Does the world need another ADHD drug?
With nearly a half million kids on six different mind-bending drugs, you’d think the psychiatric profession already had enough options for attention deficit hyperactivity disorder. But that’s not the way our drug approval system works. It’s a free market out there, open to all comers. So this Thursday the Food and Drug Administration’s Psychopharmacologic Drugs Advisory Committee will consider another drug for ADHD – Cephalon’s Sparlon, which is generically known as modafinil.
Late night truckers and shift workers are already familiar with this drug. In their sleep-disordered world, it is known as Provigil. It’s not an amphetamine. It’s mechanism of action, to use the mystifying argot of the drug scientists, is “poorly understood.” In layman’s language, that means they have no idea how or why it works.
For its FDA submission, the company conducted a clinical trial on less than 700 children. They compared it to a placebo. Drug companies coming out with me-too drugs don’t have to compare it to existing therapies, which in this case would have been Ritalin or any of the other drugs for ADHD. They only have to prove it is better than nothing. And apparently it was. According to the trial, modafinil improved kids’ scores on exams designed to measure attentiveness.
But there wasn’t much other good news for Cephalon in that clinical trial. According to a report by FDA reviewer Andrew Mosholder released last week, two kids experienced psychotic or manic episodes; four kids considered suicide; and nine kids engaged in serious “aggression events” in the modafinil trial. That was the equivalent of 20 negative reactions for every 100 patients who take the drug for a year. Only Adderall and a skin patch had a worse record. In the cautious words of the reviewer, “patients and physicians should be aware of the possibility that these events, when they arise in the course of drug treatment of ADHD, may represent adverse reactions to drugs.”
Given those risks, why is Cephalon so gungho to get this drug approved? ADHD drugs have been in the news a lot lately, but not for any reasons that would encourage new entries in the market. In February, the FDA safety advisory committee voted 8-7 to slap a black box warning on all the drugs because they increase the risk of heart attacks and strokes, even in kids.
One possible explanation for their dogged pursuit of modafinil for ADHD can be found in the company’s annual report, which was filed with the Securities and Exchange Commission last week. Modafinil accounted for nearly half of Cephalon’s $1.2 billion in sales last year. And while some of that came from physicians prescribing it for ADHD off-label, the vast majority came from narcoleptics, shift workers, and truck drivers looking for a non-addicting stimulant. Unfortunately, the original patent on modafinil ran out in December, and four generic manufacturers were preparing to enter the market with cheap generics.
But Cephalon had an ace up its sleeve. It filed suit against the four firms for patent infringement based on a recently modified patent that claimed modafinil’s particle size had something to do with its effectiveness. Unlike the original patent on the drug, that patent doesn’t run out until 2014.
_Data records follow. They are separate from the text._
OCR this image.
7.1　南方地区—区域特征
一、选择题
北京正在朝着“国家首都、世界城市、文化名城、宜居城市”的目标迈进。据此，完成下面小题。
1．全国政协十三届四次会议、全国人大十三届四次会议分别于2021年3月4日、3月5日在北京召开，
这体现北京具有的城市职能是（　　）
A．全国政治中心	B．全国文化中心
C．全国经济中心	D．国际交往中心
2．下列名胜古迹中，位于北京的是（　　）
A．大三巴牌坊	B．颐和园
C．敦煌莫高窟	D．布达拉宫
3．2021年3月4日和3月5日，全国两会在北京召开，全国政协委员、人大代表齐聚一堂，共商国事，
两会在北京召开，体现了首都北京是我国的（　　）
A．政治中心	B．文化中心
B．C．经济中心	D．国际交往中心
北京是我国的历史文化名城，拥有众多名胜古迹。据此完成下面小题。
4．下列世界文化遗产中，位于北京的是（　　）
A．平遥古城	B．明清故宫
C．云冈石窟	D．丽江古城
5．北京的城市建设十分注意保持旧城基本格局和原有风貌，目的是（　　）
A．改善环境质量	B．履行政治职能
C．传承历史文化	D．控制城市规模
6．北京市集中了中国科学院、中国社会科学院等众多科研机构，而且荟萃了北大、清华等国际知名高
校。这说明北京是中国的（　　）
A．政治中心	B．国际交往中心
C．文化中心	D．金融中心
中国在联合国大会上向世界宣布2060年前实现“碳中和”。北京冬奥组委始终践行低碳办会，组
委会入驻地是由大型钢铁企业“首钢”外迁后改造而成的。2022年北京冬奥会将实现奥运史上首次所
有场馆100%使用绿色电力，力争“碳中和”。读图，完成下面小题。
We’ll never know if that patent could withstand a court test since the Frazer, Pa.-based firm dropped its suit after agreeing to pay the generic makers over $200 million to withdraw their applications. Rather than fight for early access to the market, the generic firms agreed to hold off selling modafinil until October 2011 – in effect splitting the difference with Cephalon.
If that smells like a bribe to you, welcome to the wacky world of generic drug manufacturing, where not making a drug can be just as lucrative as making and selling it – and, of course, a lot less work.
But there was one more clause in the contract, according to the SEC filing. Cephalon will get an extra six months of exclusivity for modafinil if they get a pediatric use designation from the FDA. ADHD will do just fine, thank you.
So now let’s do the math. They currently sell just under $500 million a year without generics in the market. Another six months of exclusivity from a pediatric designation will earn them at least half that in sales five years now. That will be just about enough to pay for the bribe, er, the cost of the patent suit settlement.
I’m sure we’ll hear from plenty of testimony on Thursday from parents and physicians who swear by this new drug. But the jaded business reporter in me wonders if the kids are just pawns in the company’s patent game.